Fudan University logo

Fudan University

Status

Completed

Conditions

End-stage Renal Disease

Study type

Observational

Funder types

Other

Identifiers

NCT06775067
KY2019-585

Details and patient eligibility

About

This observational prospective study combined clinical expert knowledge with machine learning to develop and validate a predictive model for incremental hemodialysis decision-making.
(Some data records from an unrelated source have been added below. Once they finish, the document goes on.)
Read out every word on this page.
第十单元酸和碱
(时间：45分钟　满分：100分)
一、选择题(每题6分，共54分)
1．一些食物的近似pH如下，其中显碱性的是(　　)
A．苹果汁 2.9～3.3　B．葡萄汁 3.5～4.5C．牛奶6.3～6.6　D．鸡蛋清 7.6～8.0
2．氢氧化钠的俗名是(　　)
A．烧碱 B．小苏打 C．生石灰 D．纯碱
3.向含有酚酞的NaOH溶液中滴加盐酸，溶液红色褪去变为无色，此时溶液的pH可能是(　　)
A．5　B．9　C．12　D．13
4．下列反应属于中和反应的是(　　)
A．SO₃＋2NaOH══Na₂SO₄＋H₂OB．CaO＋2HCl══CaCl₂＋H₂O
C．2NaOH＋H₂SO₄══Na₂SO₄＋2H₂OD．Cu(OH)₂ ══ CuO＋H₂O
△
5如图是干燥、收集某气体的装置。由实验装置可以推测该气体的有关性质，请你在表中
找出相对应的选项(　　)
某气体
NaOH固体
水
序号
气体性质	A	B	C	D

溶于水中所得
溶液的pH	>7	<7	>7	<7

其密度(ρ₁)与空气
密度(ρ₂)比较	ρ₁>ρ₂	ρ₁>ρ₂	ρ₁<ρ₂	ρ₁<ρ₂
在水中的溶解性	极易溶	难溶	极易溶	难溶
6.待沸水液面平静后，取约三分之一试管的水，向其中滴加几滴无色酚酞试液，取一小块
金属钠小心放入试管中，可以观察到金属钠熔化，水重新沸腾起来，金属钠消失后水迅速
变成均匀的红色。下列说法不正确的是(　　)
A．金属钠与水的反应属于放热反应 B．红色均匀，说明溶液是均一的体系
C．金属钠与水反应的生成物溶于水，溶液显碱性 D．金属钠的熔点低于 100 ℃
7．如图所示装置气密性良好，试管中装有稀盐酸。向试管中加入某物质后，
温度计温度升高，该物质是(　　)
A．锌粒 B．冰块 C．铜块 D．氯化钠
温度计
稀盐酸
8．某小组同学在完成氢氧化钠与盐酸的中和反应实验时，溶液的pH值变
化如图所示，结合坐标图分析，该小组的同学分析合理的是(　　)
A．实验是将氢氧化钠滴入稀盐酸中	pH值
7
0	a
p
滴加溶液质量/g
The aim of the predictive model is to assist clinicians in developing individualized incremental dialysis treatment plans to optimize patient outcomes.

Full description

By collecting patients' clinical and biochemical parameters and combining them with experts' judgments of dialysis timing and frequency, the model can dynamically assess patients' risk of needing to increase the frequency of dialysis, thus assisting physicians in formulating individualized incremental dialysis regimens to optimize dialysis outcomes and improve patients' prognosis.

Enrollment

175 patients

Sex

All

Ages

18+ years old

Volunteers

No Healthy Volunteers

Inclusion criteria

  1. New hemodialysis patients (Apr 2010-Jun 2024), started within 3 months, including transfers.
  2. Age ≥18, stable hemodialysis >6 months.

Exclusion criteria

  1. Incomplete/unreliable data.
  2. Twice-weekly palliative dialysis.
  3. No baseline urine output or ≤200 mL/24h.
  4. Liver disease, heart failure, or severe comorbidities.

Trial design

175 participants in 1 patient group

Huashan Hospital Hemodialysis Cohort
Description:
This is a single-center prospective cohort study that included 175 patients with end-stage renal disease (ESKD) who received maintenance hemodialysis at the hemodialysis center of Huashan Hospital from April 2010 to June 2024. The ESKD patient population was comprised of 175 cases in total. All patients retained some residual kidney function (RKF), and their dialysis records and regular laboratory test results were integrated as input features for the machine learning model. The primary objective of the model was twofold: first, to integrate expert knowledge with machine learning to predict when a switch from lower frequency incremental dialysis (I-HD) to higher frequency dialysis should be made; and second, to identify key variables affecting the risk of adverse outcomes over a two-year period.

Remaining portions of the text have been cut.